Character Analysis

OK, this may seem a little far from Shakespeare, but bear with us for a second; we’re setting something up. If you saw any of the previews over the last couple of years for historical romantic comedies like Becoming Jane or Pride and Prejudice (the one with Keira Knightley, not the awesome BBC miniseries), you know that advertisers have decided that the best way to sell women in Ye Olde Englande to a modern audience is to bill them as "ahead of their time" – headstrong, opinionated women wanting to marry for love instead of family duty. Any Harlequin Romance writer knows that, to attract a contemporary audience to a woman character from before 1900, the author cannot make her old-fashioned, because it’s tough for a lot of modern readers to identify with a lady who really is just as quiet, obedient, and dutiful as her society might have expected her to be. This is pretty much the problem facing Luciana, one of the two primary women characters in The Comedy of Errors.

The thing is, Luciana’s sister Adriana totally upstages her all the time: Adriana storms onto the scene in Act I mad as hell at her husband for spending all his time with the Courtesan – and, literally, stepping out on her. Adriana has all the best lines: "Why should [men’s] liberty than ours be more?" and (again, on the subject of dutiful women) "There’s none but asses will be bridled so!"

But next to this outspoken lady (dare we say Adriana’s ahead of her time?), there’s meek Luciana, who tries to soothe her sister with the line, "[men] are masters to their females, and their lords" – and fat chance that’s going to work on Adriana’s righteous rage. If Adriana’s an early campaigner for women’s rights, Luciana is out there lobbying for the men, assuring her sister that when "[Luciana] learns love, [she]’ll practice to obey" her husband. We find it kind of hard to identify with her when she claims that, if she had a cheating husband, she would wait patiently "until he comes home again." It basically sounds like she’s advocating for a doormat model of womanhood that some modern audiences could find pretty difficult to swallow.

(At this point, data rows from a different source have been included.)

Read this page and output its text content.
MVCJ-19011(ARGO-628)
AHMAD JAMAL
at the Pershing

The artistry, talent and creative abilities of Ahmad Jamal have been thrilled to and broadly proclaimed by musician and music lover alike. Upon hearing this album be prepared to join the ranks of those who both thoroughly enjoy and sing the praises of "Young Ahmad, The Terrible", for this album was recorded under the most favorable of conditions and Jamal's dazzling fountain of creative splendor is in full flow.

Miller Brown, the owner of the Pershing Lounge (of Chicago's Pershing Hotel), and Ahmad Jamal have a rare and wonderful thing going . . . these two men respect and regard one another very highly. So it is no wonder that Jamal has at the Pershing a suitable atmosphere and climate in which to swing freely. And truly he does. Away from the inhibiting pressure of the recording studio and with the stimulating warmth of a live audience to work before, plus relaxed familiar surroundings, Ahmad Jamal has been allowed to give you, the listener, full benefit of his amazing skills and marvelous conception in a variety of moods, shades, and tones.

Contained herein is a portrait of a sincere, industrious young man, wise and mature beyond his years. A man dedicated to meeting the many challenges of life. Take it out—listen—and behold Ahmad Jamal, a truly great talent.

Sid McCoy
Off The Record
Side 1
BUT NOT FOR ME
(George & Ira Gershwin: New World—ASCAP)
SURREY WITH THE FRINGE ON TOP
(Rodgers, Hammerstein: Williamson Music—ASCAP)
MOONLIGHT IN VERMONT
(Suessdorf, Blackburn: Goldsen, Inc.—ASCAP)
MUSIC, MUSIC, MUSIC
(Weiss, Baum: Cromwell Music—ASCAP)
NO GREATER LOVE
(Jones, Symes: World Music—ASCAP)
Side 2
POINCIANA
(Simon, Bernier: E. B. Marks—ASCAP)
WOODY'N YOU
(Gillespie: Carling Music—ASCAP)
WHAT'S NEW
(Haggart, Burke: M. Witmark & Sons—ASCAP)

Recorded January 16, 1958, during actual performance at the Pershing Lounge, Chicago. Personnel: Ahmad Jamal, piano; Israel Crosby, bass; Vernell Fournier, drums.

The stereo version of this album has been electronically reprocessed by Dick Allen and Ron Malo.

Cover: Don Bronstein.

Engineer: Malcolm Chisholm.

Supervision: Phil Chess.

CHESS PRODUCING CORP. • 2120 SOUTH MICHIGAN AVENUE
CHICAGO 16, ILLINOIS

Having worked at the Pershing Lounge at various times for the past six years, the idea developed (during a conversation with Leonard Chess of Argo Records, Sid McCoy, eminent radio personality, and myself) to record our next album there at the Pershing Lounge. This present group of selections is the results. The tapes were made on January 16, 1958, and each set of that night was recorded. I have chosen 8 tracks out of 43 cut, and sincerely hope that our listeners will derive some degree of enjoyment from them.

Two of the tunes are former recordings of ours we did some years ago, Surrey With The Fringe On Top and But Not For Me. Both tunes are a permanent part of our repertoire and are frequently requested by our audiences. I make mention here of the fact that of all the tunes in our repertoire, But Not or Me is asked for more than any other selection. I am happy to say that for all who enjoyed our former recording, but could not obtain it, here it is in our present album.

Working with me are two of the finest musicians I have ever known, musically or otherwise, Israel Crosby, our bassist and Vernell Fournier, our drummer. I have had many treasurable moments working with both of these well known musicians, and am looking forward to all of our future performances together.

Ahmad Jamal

So, Act I has this pitched argument between the two sisters, with Adrianna standing for equality of the sexes (at least in marriage) and Luciana arguing for a definite order – men on top, women subservient. Fast forward to Act III, when Luciana finally reappears, and we get to see a second dimension of her character. The man whom she and Adriana have mistaken for Adriana’s husband, (but who is, in fact, S. Antipholus) proposes marriage to Luciana.

So this poor woman, who has confessed to fears of "the marriage bed" but who really wants to get hitched, gets a proposal – from the man she thinks is her brother-in-law. To Luciana’s credit, she doesn’t hesitate for a second to refuse him: "And may it be," she reproaches him, "that you have quite forgot/ A husband’s office?" She scolds him for being so obvious about cheating on Adriana ("Keep it on the down low!" she seems to be arguing). When Antipholus of Syracuse keeps insisting that he loves her, and that he doesn’t owe Adriana a thing, Luciana immediately goes to tell her sister that he’s been trying to hook up with her.

Of course, it's S. Antipholus who proposes to Luciana, not E. Antipholus who’s married to her sister, so they can finally get engaged when all has been revealed. But here’s the thing about Luciana: that sense of duty to men that she preaches in the first act is still with her in the fifth act. However, it's totally secondary to the responsibility she feels to her sister, which leads her to confess Antipholus’s advances even though she’s really attracted to him. So Luciana may believe wholeheartedly in obedience to her husband, but she’s willing to give up a man’s proposal for the sake of her sister’s happiness. That hierarchy she set up earlier, with man above woman? Well, above that, for Luciana, is family loyalty – and that’s pretty hard not to like, for modern and old-fashioned audiences alike.